Tabi ki de beleşçi arkadaşlar! Ama ben bunu çok pis ödeteceğim onlara!

Okulun arkası önü gibi çöl değildi yani aslında bir nevi Berfinler kaybetmişti çünkü ben burada yellenecektim. Ancak çeşmeye doğru yürürken hemen arkasında Kuzey ile yanında bugünkü sarışın kızı gördüm. Ve yine her zamanki gibi ajanlığıma başladım. Duvarın arkasından onları izlemek çok da zevkli değildi bu sıcakta ama ne konuştuklarını öğrenmem lazımdı. Kız sanki o tokadı atan kız değilmiş gibi elinde pastayla Kuzey'in karşısında dikiliyordu. Kuzey ise bugünün hıncını çıkarmak istermiş gibi derin soluklar alıp veriyordu. Sarışın:

-Kuzey, sana bugün tokat attığım için özür dilerim hayatım. Ama affet beni boşluğuma geldi. Bak özür olarak en sevdiğin aromadan getirdim karamelli pasta...

Kuzey biraz duraksadı ve yere bakmaya başladı. Yapmak istediği şeyi tahmin edebiliyordum ama yine de bekledim çünkü onlarla aramda birkaç metre ancak vardı. Kuzey:

-Pasta için teşekkürler, sarışın.

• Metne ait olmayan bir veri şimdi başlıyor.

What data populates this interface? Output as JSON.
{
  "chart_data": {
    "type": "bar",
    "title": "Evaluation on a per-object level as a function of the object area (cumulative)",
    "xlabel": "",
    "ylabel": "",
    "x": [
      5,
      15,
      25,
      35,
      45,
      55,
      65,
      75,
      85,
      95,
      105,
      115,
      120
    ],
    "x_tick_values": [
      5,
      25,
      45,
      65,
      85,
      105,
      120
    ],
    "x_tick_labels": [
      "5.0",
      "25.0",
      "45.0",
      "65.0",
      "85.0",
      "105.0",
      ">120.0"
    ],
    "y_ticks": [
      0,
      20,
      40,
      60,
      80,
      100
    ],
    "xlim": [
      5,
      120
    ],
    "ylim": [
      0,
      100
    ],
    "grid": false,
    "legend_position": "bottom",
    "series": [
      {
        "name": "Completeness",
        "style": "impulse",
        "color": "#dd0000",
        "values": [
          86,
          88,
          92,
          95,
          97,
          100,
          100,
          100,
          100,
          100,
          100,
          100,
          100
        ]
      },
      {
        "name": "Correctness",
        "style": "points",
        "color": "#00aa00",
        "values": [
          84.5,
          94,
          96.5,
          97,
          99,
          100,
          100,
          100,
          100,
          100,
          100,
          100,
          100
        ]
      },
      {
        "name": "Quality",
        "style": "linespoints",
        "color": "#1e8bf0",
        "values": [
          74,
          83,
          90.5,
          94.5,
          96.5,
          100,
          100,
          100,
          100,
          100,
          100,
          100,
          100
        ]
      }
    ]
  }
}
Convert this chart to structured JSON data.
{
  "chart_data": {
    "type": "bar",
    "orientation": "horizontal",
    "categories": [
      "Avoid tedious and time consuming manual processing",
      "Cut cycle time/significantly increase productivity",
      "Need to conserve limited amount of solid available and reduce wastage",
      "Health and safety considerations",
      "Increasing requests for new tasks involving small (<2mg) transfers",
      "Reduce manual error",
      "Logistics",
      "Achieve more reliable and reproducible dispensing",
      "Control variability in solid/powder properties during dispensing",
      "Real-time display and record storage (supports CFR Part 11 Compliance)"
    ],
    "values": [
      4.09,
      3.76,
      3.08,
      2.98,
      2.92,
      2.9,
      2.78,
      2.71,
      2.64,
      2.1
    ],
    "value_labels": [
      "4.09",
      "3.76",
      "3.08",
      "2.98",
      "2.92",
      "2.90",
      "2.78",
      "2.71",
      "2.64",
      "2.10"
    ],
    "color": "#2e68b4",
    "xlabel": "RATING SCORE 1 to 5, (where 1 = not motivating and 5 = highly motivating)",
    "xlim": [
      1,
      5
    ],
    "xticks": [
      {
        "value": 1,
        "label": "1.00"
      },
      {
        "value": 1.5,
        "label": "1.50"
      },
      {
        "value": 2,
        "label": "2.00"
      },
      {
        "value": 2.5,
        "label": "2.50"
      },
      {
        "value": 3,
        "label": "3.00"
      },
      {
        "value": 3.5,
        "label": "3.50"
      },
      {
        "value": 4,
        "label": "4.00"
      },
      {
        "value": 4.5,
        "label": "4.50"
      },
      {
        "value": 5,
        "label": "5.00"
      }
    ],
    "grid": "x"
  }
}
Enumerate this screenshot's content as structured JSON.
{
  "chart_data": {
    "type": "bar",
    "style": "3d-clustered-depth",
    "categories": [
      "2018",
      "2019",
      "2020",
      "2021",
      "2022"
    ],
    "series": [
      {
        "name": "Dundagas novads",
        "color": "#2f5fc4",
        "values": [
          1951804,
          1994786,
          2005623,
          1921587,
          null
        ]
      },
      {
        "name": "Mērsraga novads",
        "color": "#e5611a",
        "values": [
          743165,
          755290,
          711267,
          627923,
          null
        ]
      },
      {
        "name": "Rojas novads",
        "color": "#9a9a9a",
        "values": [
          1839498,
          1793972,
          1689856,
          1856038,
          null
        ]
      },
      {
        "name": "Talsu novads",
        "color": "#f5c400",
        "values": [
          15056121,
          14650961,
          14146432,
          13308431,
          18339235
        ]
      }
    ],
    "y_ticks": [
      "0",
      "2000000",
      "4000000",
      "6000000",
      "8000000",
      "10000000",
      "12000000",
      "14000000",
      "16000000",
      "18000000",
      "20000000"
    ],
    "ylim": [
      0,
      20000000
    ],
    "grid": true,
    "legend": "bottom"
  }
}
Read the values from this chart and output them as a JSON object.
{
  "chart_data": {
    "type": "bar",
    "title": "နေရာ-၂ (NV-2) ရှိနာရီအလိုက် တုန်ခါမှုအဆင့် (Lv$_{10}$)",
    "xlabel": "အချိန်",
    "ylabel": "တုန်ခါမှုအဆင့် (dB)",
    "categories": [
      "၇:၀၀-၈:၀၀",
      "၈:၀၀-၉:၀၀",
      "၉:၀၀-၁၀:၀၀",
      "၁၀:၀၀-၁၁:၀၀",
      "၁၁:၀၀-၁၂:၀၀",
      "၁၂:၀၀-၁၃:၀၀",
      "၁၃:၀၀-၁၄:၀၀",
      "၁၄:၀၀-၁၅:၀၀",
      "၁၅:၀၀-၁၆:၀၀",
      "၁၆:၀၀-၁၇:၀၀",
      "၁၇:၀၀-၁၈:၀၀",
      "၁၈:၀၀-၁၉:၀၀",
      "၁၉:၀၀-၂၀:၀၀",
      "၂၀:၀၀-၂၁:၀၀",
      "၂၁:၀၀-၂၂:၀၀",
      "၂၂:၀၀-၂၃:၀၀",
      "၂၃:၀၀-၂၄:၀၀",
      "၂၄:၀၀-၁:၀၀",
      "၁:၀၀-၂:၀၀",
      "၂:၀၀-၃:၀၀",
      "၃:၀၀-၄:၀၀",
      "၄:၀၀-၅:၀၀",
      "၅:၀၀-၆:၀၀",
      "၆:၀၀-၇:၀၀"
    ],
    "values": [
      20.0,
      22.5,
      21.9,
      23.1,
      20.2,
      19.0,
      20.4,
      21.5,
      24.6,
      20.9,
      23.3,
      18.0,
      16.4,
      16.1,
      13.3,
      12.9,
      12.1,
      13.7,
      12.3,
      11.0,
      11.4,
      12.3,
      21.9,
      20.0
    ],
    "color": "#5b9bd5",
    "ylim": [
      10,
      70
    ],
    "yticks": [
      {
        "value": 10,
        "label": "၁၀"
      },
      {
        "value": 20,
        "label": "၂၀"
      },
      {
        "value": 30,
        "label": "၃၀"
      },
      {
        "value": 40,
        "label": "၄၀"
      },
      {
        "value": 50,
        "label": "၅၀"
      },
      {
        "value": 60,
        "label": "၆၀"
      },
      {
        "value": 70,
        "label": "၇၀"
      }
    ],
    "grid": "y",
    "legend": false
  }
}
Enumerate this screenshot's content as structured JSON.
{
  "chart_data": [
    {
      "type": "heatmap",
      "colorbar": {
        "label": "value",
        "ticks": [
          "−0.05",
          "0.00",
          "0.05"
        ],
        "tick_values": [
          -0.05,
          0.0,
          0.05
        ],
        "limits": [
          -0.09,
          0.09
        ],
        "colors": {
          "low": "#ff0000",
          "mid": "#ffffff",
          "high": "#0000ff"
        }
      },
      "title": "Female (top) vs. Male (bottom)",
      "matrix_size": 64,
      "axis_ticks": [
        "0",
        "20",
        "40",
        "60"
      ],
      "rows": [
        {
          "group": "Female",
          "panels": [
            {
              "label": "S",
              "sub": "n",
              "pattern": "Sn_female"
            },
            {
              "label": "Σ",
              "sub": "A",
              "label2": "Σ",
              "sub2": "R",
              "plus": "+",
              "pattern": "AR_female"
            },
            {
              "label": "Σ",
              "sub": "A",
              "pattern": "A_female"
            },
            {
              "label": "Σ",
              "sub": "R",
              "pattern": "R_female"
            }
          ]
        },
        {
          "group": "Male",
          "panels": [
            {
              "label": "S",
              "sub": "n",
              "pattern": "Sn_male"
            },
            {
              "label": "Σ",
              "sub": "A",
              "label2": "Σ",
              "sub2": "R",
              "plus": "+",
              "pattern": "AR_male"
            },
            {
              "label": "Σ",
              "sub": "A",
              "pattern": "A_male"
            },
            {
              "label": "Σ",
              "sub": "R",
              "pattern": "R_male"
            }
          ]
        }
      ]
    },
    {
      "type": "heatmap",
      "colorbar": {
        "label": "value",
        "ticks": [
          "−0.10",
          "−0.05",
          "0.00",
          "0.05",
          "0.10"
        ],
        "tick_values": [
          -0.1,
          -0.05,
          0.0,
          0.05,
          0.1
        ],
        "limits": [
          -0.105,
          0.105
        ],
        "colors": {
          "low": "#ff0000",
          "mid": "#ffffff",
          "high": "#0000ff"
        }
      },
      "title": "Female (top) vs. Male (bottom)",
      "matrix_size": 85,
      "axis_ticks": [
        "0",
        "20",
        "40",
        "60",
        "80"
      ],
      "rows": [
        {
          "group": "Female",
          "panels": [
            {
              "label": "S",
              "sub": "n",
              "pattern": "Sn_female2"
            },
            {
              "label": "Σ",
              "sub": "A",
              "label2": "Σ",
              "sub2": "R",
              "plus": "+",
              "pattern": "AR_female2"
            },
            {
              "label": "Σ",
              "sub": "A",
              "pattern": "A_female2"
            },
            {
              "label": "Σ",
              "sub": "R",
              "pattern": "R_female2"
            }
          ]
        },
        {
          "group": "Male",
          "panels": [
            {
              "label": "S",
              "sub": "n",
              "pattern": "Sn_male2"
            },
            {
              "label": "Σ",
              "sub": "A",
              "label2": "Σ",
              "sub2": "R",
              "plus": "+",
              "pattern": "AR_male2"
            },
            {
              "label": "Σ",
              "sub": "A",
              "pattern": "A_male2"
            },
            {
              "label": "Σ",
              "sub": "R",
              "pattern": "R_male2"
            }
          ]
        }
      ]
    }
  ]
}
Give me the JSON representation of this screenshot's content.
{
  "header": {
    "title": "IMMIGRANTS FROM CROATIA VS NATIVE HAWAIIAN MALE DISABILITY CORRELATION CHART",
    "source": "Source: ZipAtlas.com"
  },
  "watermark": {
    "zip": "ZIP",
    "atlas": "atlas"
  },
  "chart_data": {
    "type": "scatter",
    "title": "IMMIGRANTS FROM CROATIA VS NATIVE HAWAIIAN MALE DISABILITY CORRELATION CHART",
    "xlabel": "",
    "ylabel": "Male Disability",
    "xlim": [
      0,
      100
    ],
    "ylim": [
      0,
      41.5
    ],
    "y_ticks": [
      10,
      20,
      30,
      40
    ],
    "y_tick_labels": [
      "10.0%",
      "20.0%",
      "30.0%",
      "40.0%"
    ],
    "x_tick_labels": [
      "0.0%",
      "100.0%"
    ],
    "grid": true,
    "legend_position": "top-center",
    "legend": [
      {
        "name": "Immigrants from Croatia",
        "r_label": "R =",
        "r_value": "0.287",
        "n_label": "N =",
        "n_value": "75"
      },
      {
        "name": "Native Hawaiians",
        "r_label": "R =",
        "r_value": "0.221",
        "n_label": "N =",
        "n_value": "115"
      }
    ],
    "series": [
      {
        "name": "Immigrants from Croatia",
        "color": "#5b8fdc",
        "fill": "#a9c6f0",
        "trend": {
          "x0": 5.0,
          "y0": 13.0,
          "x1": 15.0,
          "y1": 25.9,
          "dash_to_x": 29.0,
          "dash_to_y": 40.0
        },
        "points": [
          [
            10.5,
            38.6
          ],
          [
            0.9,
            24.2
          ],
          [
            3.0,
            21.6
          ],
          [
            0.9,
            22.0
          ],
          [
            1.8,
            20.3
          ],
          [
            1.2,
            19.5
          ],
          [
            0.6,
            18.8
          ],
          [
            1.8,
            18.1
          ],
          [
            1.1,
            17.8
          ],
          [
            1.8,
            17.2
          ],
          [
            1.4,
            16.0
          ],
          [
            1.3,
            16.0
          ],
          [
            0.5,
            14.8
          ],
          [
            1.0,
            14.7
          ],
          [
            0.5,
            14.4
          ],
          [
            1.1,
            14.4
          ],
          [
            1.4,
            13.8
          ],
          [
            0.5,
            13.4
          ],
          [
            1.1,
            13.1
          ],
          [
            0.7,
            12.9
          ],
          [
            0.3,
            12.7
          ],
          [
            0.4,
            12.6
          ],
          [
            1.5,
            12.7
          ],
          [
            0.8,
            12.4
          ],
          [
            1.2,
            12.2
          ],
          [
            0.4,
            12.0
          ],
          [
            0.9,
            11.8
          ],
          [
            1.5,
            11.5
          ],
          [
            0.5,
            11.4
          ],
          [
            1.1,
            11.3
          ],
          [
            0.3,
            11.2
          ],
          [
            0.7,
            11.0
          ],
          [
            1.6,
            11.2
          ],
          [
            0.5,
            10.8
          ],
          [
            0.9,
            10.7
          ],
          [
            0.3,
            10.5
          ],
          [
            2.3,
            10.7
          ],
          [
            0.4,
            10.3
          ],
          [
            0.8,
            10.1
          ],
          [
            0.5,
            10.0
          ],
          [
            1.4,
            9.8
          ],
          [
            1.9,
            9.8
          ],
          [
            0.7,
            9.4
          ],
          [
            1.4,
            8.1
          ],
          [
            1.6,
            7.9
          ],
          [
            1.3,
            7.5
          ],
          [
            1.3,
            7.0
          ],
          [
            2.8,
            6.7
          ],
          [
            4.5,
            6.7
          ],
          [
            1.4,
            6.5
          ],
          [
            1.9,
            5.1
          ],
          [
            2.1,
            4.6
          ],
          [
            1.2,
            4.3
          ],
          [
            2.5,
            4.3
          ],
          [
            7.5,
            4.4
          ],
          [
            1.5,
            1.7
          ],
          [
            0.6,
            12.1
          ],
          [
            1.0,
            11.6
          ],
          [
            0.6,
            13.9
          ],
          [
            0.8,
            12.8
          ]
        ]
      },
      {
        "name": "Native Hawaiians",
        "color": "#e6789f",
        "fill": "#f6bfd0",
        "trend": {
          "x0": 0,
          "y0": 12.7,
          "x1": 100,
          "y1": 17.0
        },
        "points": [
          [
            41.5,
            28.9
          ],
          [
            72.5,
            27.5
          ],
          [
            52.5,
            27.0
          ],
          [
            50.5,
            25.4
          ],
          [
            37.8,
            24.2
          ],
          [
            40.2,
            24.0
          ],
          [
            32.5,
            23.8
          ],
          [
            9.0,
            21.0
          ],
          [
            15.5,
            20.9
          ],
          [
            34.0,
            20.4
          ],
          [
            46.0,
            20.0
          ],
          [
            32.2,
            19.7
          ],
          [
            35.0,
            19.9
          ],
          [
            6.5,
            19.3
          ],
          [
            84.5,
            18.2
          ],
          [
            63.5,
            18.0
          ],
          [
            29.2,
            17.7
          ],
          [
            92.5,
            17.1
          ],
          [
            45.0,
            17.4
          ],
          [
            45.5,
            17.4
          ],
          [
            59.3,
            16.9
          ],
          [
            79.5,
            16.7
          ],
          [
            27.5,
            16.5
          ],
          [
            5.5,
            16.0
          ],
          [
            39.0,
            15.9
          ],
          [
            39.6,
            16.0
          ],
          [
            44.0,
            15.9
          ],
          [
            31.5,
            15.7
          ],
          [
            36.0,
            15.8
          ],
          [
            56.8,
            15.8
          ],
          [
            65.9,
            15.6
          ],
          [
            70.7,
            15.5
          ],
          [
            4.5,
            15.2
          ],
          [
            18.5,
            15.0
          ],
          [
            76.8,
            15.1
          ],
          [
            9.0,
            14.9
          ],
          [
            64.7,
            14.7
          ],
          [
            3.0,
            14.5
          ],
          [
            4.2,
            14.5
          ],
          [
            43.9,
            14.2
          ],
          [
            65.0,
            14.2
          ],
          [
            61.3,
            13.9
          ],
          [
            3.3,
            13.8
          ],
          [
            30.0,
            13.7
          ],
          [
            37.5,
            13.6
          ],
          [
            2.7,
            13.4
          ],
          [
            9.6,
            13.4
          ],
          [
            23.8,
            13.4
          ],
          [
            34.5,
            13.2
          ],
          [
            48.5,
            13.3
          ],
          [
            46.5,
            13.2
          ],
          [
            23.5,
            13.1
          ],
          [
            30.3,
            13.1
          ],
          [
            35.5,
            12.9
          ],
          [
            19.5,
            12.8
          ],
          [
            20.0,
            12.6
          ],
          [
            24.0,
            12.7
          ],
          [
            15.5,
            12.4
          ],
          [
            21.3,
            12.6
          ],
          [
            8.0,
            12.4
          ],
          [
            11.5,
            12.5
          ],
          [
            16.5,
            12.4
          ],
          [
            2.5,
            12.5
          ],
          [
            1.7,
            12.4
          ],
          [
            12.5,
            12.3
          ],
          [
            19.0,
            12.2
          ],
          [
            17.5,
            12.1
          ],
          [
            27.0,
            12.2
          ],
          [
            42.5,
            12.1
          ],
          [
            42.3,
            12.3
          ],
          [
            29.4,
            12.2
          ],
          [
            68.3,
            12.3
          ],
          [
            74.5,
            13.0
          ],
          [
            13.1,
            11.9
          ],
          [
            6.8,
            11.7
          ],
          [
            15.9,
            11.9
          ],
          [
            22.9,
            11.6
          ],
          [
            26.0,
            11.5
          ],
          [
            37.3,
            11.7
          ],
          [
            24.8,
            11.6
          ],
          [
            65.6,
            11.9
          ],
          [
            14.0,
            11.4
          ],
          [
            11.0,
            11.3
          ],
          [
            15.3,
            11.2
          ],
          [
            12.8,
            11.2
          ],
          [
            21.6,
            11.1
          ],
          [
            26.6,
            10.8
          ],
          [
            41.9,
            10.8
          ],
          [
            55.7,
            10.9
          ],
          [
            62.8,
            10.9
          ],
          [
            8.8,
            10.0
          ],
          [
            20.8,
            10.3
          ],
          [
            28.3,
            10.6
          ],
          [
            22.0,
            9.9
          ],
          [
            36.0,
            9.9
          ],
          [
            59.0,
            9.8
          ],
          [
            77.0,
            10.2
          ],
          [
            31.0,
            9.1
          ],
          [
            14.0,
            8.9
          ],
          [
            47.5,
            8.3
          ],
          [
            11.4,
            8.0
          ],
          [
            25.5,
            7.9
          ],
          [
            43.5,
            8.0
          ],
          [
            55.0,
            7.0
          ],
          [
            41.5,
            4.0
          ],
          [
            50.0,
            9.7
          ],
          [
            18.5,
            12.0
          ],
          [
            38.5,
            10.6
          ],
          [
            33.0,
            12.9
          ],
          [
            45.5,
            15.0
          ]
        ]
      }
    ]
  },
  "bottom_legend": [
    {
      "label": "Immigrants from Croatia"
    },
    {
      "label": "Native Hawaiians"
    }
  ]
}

Ama bugün bu pastayı sen yemelisin!

Elini soktuğu cebinden çıkardığı gibi kızın yüzüne pastayı yapıştırdı. Kız şoka uğramıştı. Anlaşılan bu da tüm süslüler gibi saftı. Kızın yüzünden karamel sosları akıyordu. Kuzey ise dudaklarını yukarı kıvırmış ona bakıyordu. Ben bu iş burada biter sanarken Kuzey bir daha harekete geçti ve kızın yüzündeki kremaya parmağını sürüp parmağını dudaklarına götürdü.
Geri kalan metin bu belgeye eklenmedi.